A description of the investments listed above and other material components of the investment portfolio are included elsewhere in this report under the caption "Consolidated Schedule of Investments - September 30, 2012 and March 31, 2012."

Portfolio Investments

During the six months ended September 30, 2012, we invested $5,950,000 into a new investment, TitanLiner, Inc., and $609,046 in existing portfolio companies.

We have agreed, subject to certain conditions, to invest up to $10,138,169 in nine portfolio companies as of September 30, 2012.

Financial Liquidity and Capital Resources

At September 30, 2012, the Company had cash and cash equivalents of approximately $59.7 million. Pursuant to the SBA regulations, cash and cash equivalents of $4.8 million held by CSVC may not be transferred or advanced to CSW without the consent of the SBA.
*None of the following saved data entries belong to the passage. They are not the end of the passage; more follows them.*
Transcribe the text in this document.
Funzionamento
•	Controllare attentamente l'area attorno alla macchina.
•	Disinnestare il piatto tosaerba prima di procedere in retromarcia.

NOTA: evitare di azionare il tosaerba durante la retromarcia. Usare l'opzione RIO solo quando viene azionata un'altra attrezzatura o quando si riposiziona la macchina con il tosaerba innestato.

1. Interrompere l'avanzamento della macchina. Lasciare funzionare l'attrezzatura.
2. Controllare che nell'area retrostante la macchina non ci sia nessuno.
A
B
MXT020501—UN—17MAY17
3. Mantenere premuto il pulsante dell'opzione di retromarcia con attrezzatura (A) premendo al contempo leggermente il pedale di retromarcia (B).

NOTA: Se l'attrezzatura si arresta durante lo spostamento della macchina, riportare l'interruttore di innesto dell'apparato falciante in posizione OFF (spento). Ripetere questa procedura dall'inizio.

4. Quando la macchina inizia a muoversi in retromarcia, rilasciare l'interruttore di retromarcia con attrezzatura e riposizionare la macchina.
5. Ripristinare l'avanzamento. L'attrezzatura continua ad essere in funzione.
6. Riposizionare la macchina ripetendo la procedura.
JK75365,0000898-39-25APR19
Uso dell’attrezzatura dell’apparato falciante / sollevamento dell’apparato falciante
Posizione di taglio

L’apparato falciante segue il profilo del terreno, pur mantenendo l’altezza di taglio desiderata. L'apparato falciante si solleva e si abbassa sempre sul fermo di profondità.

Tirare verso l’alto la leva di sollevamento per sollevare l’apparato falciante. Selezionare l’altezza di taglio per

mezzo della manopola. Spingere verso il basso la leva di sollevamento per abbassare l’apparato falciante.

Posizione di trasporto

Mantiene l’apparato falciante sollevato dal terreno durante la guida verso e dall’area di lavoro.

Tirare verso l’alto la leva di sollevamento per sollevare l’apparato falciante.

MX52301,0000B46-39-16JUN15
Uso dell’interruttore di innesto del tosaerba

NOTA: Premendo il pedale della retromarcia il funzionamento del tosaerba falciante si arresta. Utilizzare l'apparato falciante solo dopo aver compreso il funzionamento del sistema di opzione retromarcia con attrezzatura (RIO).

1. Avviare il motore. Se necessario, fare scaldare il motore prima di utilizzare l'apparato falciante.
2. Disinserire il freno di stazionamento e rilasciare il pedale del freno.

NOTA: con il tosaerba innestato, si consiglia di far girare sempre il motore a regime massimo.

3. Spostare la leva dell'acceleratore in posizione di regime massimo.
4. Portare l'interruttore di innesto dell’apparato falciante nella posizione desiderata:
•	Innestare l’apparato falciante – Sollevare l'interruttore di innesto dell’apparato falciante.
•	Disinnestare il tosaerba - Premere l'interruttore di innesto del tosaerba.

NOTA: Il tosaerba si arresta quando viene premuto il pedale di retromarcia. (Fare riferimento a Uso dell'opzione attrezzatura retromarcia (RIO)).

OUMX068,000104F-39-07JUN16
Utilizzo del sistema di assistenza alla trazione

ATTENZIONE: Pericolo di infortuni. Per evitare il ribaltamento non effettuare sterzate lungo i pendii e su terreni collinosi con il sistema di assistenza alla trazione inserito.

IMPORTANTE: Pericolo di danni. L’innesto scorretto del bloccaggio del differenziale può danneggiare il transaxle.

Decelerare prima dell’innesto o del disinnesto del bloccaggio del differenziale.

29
Management believes that the Company's cash and cash equivalents and cash available from other sources described above are adequate to meet its expected requirements. Consistent with the long-term strategy of the Company, the disposition of investments from time to time may also be an important source of funds for future investment activities.

Application of Critical Accounting Policies and Accounting Estimates

There have been no changes during the quarter ended September 30, 2012 to the critical accounting policies or the areas that involve the use of significant judgments or estimates we described in our Form 10-K.